Department of Chemistry and Quantum Theory Project, University of Florida, Gainesville, Florida 32611, United States.
Department of Chemistry, University of Calgary, Calgary, AB T2N 1N4, Canada.
J Phys Chem A. 2023 May 4;127(17):3906-3913. doi: 10.1021/acs.jpca.3c01731. Epub 2023 Apr 21.

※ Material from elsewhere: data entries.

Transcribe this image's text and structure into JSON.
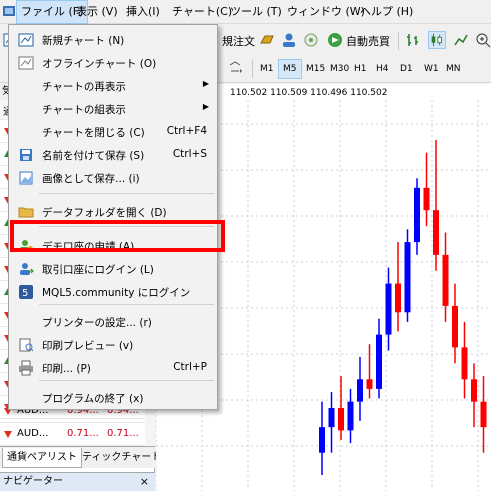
{
  "menubar": {
    "items": [
      "ファイル (F)",
      "表示 (V)",
      "挿入(I)",
      "チャート(C)",
      "ツール (T)",
      "ウィンドウ (W)",
      "ヘルプ (H)"
    ]
  },
  "toolbar": {
    "new_order_label": "規注文",
    "auto_trade_label": "自動売買",
    "timeframes": [
      "M1",
      "M5",
      "M15",
      "M30",
      "H1",
      "H4",
      "D1",
      "W1",
      "MN"
    ],
    "active_timeframe": "M5"
  },
  "left_panel": {
    "header": "気",
    "col_header": "通",
    "rows": [
      {
        "symbol": "AUD...",
        "bid": "0.94...",
        "ask": "0.94...",
        "direction": "down"
      },
      {
        "symbol": "AUD...",
        "bid": "0.71...",
        "ask": "0.71...",
        "direction": "down"
      }
    ],
    "tabs": [
      "通貨ペアリスト",
      "ティックチャート"
    ],
    "navigator_title": "ナビゲーター",
    "navigator_close": "×"
  },
  "chart": {
    "price_readout": "110.502 110.509 110.496 110.502",
    "candles": [
      {
        "o": 110.462,
        "h": 110.478,
        "l": 110.455,
        "c": 110.47
      },
      {
        "o": 110.47,
        "h": 110.481,
        "l": 110.462,
        "c": 110.476
      },
      {
        "o": 110.476,
        "h": 110.486,
        "l": 110.466,
        "c": 110.469
      },
      {
        "o": 110.469,
        "h": 110.482,
        "l": 110.465,
        "c": 110.478
      },
      {
        "o": 110.478,
        "h": 110.492,
        "l": 110.472,
        "c": 110.485
      },
      {
        "o": 110.485,
        "h": 110.496,
        "l": 110.479,
        "c": 110.482
      },
      {
        "o": 110.482,
        "h": 110.504,
        "l": 110.479,
        "c": 110.499
      },
      {
        "o": 110.499,
        "h": 110.52,
        "l": 110.494,
        "c": 110.515
      },
      {
        "o": 110.515,
        "h": 110.528,
        "l": 110.5,
        "c": 110.506
      },
      {
        "o": 110.506,
        "h": 110.532,
        "l": 110.503,
        "c": 110.528
      },
      {
        "o": 110.528,
        "h": 110.548,
        "l": 110.524,
        "c": 110.545
      },
      {
        "o": 110.545,
        "h": 110.556,
        "l": 110.533,
        "c": 110.538
      },
      {
        "o": 110.538,
        "h": 110.56,
        "l": 110.519,
        "c": 110.524
      },
      {
        "o": 110.524,
        "h": 110.531,
        "l": 110.503,
        "c": 110.508
      },
      {
        "o": 110.508,
        "h": 110.515,
        "l": 110.49,
        "c": 110.495
      },
      {
        "o": 110.495,
        "h": 110.503,
        "l": 110.479,
        "c": 110.485
      },
      {
        "o": 110.485,
        "h": 110.49,
        "l": 110.47,
        "c": 110.478
      },
      {
        "o": 110.478,
        "h": 110.486,
        "l": 110.462,
        "c": 110.47
      }
    ],
    "colors": {
      "bull": "#0000ff",
      "bear": "#ff0000",
      "grid": "#c8d0dc"
    }
  },
  "dropdown": {
    "items": [
      {
        "label": "新規チャート (N)",
        "shortcut": "",
        "submenu": false,
        "icon": "new-chart-icon"
      },
      {
        "label": "オフラインチャート (O)",
        "shortcut": "",
        "submenu": false,
        "icon": "offline-chart-icon"
      },
      {
        "label": "チャートの再表示",
        "shortcut": "",
        "submenu": true,
        "icon": ""
      },
      {
        "label": "チャートの組表示",
        "shortcut": "",
        "submenu": true,
        "icon": ""
      },
      {
        "label": "チャートを閉じる (C)",
        "shortcut": "Ctrl+F4",
        "submenu": false,
        "icon": ""
      },
      {
        "label": "名前を付けて保存 (S)",
        "shortcut": "Ctrl+S",
        "submenu": false,
        "icon": "save-icon"
      },
      {
        "label": "画像として保存... (i)",
        "shortcut": "",
        "submenu": false,
        "icon": "save-picture-icon"
      },
      {
        "label": "データフォルダを開く (D)",
        "shortcut": "",
        "submenu": false,
        "icon": "folder-icon"
      },
      {
        "label": "デモ口座の申請 (A)",
        "shortcut": "",
        "submenu": false,
        "icon": "demo-account-icon"
      },
      {
        "label": "取引口座にログイン (L)",
        "shortcut": "",
        "submenu": false,
        "icon": "trade-login-icon"
      },
      {
        "label": "MQL5.community にログイン",
        "shortcut": "",
        "submenu": false,
        "icon": "mql5-icon"
      },
      {
        "label": "プリンターの設定... (r)",
        "shortcut": "",
        "submenu": false,
        "icon": ""
      },
      {
        "label": "印刷プレビュー (v)",
        "shortcut": "",
        "submenu": false,
        "icon": "print-preview-icon"
      },
      {
        "label": "印刷... (P)",
        "shortcut": "Ctrl+P",
        "submenu": false,
        "icon": "print-icon"
      },
      {
        "label": "プログラムの終了 (x)",
        "shortcut": "",
        "submenu": false,
        "icon": ""
      }
    ],
    "highlight_color": "#ff0000"
  }
}
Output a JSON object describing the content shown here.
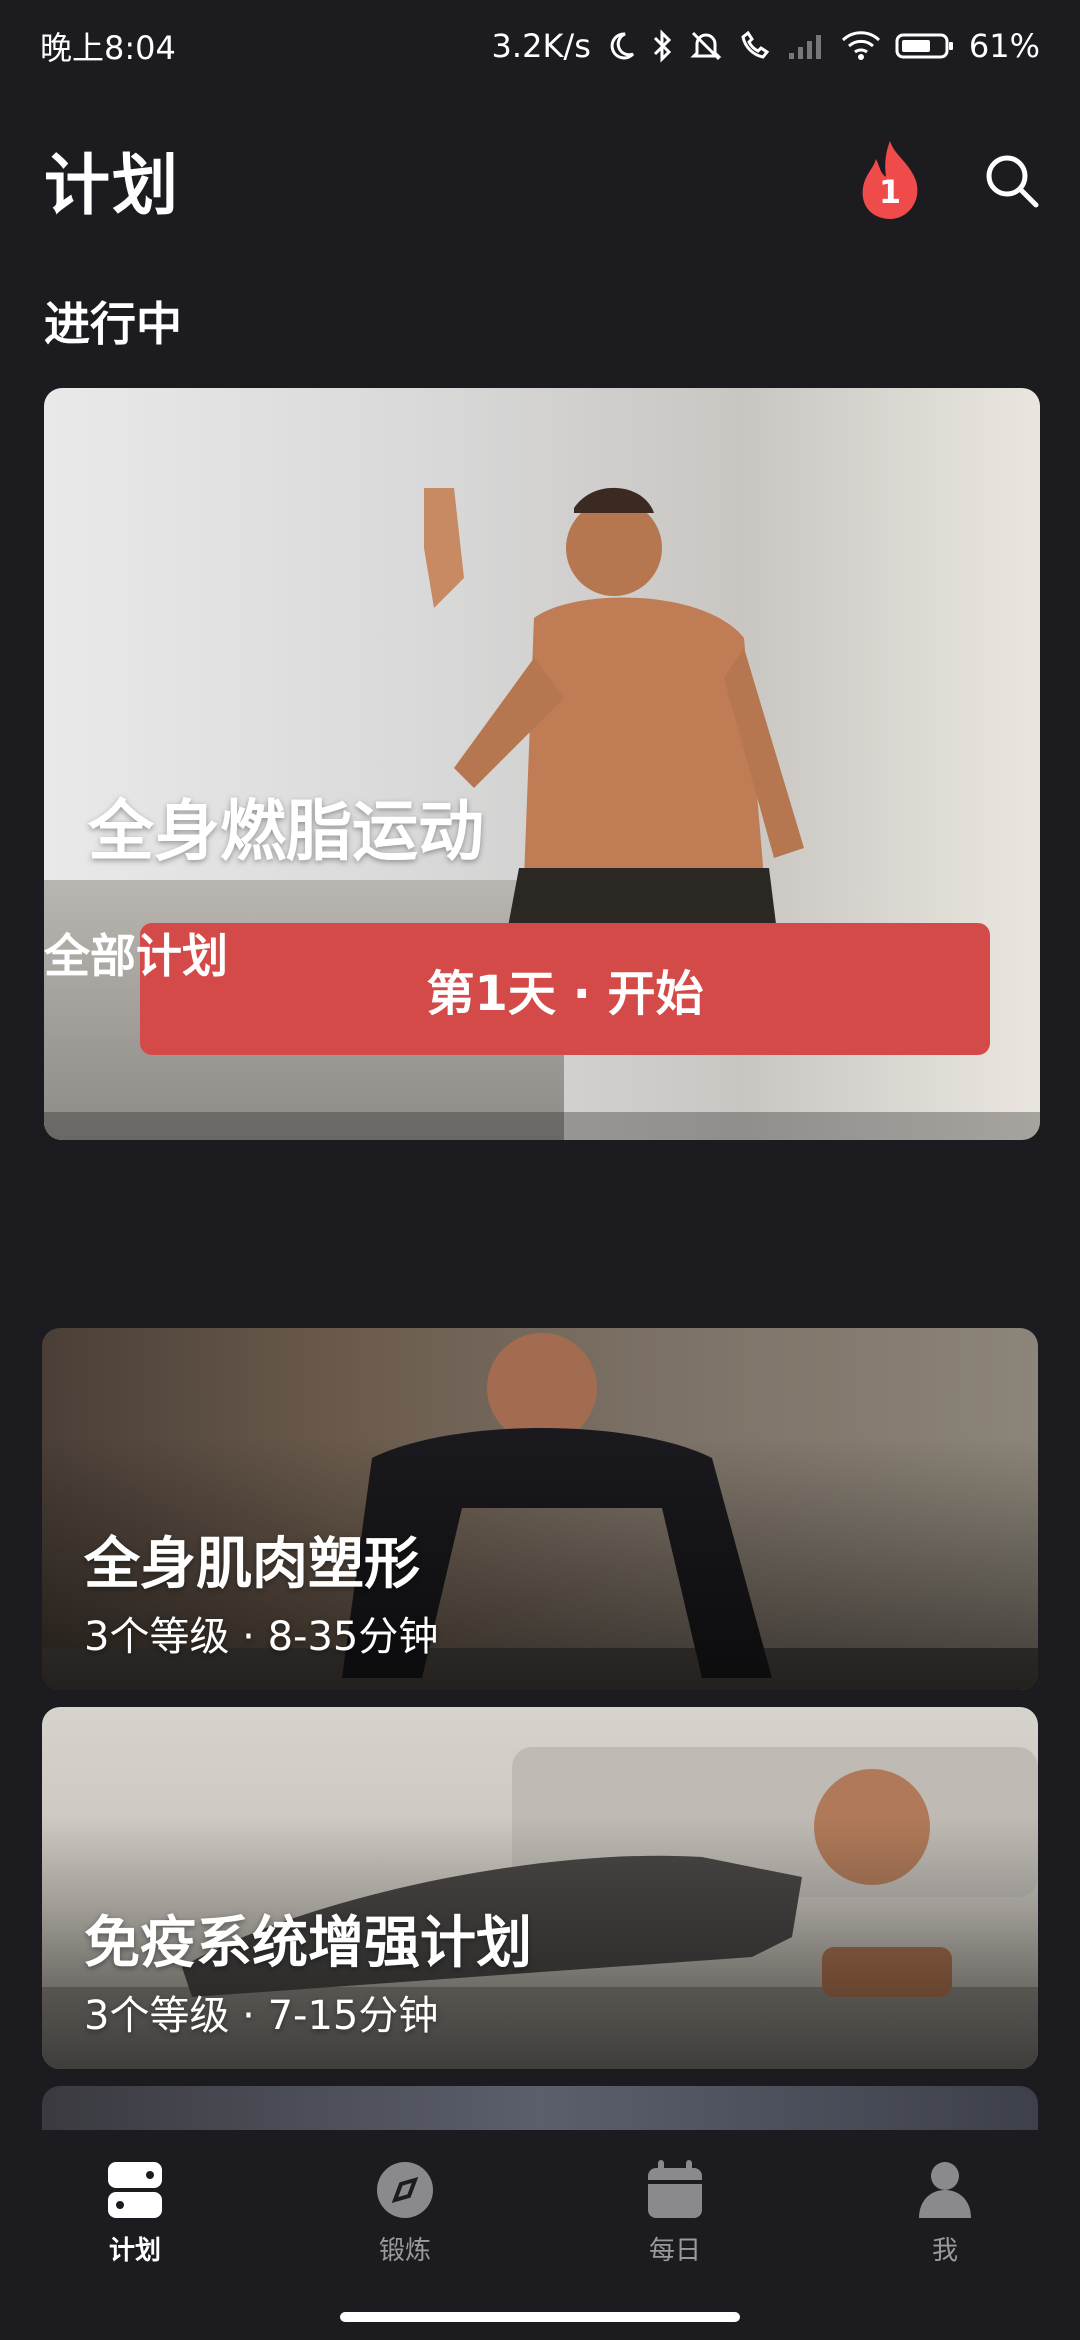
{
  "status_bar": {
    "time": "晚上8:04",
    "network_speed": "3.2K/s",
    "battery": "61%"
  },
  "header": {
    "title": "计划",
    "streak_count": "1",
    "icons": [
      "fire-icon",
      "search-icon"
    ]
  },
  "in_progress": {
    "section_title": "进行中",
    "plan_title": "全身燃脂运动",
    "start_label": "第1天 · 开始"
  },
  "all_plans": {
    "section_title": "全部计划",
    "items": [
      {
        "title": "全身肌肉塑形",
        "meta": "3个等级 · 8-35分钟"
      },
      {
        "title": "免疫系统增强计划",
        "meta": "3个等级 · 7-15分钟"
      }
    ]
  },
  "bottom_nav": {
    "items": [
      {
        "label": "计划",
        "icon": "plan-icon",
        "active": true
      },
      {
        "label": "锻炼",
        "icon": "compass-icon",
        "active": false
      },
      {
        "label": "每日",
        "icon": "calendar-icon",
        "active": false
      },
      {
        "label": "我",
        "icon": "person-icon",
        "active": false
      }
    ]
  },
  "colors": {
    "background": "#1c1b1f",
    "accent": "#d34a48",
    "fire": "#ef4b4b"
  }
}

Cryo-electron microscopy data are becoming more prevalent and accessible at higher resolution levels, leading to the development of new computational tools to determine the atomic structure of macromolecules. However, while existing tools adapted from X-ray crystallography are suitable for the highest-resolution maps, new tools are needed for lower-resolution levels and to account for map heterogeneity. In this article, we introduce CryoFold 2.0, an integrative physics-based approach that combines Bayesian inference and the ability to handle multiple data sources with the molecular dynamics flexible fitting (MDFF) approach to determine the structures of macromolecules by using cryo-EM data. CryoFold 2.0 is incorporated into the MELD (modeling employing limited data) plugin, resulting in a pipeline that is more computationally efficient and accurate than running MELD or MDFF alone. The approach requires fewer computational resources and shorter simulation times than the original CryoFold, and it minimizes manual intervention. We demonstrate the effectiveness of the approach on eight different systems, highlighting its various benefits.
低温电子显微镜数据在更高分辨率水平上变得越来越普及和易于获取,这导致了新的计算工具的发展,以确定大分子的原子结构。然而,虽然现有的工具是从 X 射线晶体学改编而来的,适用于最高分辨率的图谱,但需要新的工具来处理较低分辨率的图谱,并考虑到图谱的异质性。在本文中,我们介绍了 CryoFold 2.0,这是一种基于物理的综合方法,它结合了贝叶斯推断和处理多个数据源的能力,以及分子动力学灵活拟合 (MDFF) 方法,通过使用 cryo-EM 数据来确定大分子的结构。CryoFold 2.0 被整合到 MELD(有限数据建模)插件中,形成了一个比单独运行 MELD 或 MDFF 更高效、更准确的流水线。该方法比原始的 CryoFold 需要更少的计算资源和更短的模拟时间,并且最大限度地减少了人工干预。我们在八个不同的系统上展示了该方法的有效性,突出了其各种优势。